The substrate probe (S)-warfarin also exhibits a unique inhibition profile. Not only is the inhibition profile different from that of any of the other probes, but the potency of inhibitors is generally increased when (S)-warfarin is used as a substrate probe. It should be noted that (S)-warfarin may exist in several distinct tautomer conformations in solution (Heimark and Trager, 1984; He et al., 1999). Although previous studies indicate that the ring-closed form of (S)-warfarin is the preferred conformation for metabolism, perhaps other tautomers contribute to nonproductive binding of (S)-warfarin. Differential or allosteric binding modes and nonproductive binding may in part explain the differences in inhibition potency and profile observed with (S)-warfarin (Seifert et al., 2006).

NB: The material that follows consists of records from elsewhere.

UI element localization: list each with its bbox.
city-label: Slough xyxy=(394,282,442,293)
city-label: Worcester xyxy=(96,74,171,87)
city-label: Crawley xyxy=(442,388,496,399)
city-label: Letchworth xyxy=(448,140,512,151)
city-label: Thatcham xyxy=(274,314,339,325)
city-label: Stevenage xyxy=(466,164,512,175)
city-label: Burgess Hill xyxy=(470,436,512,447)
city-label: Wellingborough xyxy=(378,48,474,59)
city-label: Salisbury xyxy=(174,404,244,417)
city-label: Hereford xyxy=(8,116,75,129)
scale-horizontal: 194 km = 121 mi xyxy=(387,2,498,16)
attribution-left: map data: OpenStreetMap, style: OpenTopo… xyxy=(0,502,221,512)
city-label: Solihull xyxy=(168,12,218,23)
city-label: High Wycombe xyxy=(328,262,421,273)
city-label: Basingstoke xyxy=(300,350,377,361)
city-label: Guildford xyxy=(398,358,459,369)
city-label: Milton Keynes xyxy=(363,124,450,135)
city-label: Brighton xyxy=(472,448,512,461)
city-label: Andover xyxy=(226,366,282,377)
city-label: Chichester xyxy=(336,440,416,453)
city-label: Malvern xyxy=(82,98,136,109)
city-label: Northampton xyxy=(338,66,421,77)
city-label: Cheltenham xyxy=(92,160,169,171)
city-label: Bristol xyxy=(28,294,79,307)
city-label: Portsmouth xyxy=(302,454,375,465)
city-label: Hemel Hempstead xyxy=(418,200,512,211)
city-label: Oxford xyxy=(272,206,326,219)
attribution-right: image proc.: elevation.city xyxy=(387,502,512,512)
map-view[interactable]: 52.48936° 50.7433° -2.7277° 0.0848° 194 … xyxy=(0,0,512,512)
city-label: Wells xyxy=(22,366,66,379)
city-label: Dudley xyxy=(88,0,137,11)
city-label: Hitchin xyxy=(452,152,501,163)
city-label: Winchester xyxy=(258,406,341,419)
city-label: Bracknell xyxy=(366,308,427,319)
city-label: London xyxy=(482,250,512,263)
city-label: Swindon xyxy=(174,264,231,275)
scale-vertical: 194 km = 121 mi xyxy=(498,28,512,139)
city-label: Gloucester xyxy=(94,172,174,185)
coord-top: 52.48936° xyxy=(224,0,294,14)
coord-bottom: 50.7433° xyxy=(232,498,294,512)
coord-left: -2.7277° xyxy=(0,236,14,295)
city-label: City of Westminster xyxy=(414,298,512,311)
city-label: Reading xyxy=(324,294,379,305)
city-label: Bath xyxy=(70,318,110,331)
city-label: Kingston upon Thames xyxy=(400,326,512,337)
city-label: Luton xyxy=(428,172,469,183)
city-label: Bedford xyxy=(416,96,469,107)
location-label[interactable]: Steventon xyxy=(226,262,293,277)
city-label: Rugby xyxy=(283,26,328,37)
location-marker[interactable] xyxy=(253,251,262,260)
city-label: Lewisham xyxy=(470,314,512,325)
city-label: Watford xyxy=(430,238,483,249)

In summary, inhibition of CYP2C9.1 and CYP2C9.3 by a battery of inhibitors with five substrate probes demonstrated differential inhibition potency not only between the two genotypes but also across substrate probes. Furthermore, the substrate probes fell into three distinct classes depending on genotype, suggesting that multiple probes may be needed to fully assess inhibition of CYP2C9 in vitro. A combination of inhibition studies using diclofenac and (S)-warfarin may provide the broadest “chemical space” with respect to CYP2C9 inhibition, but use of (S)-warfarin as a single probe may also provide acceptable results, with recognition of the aforementioned potential caveats.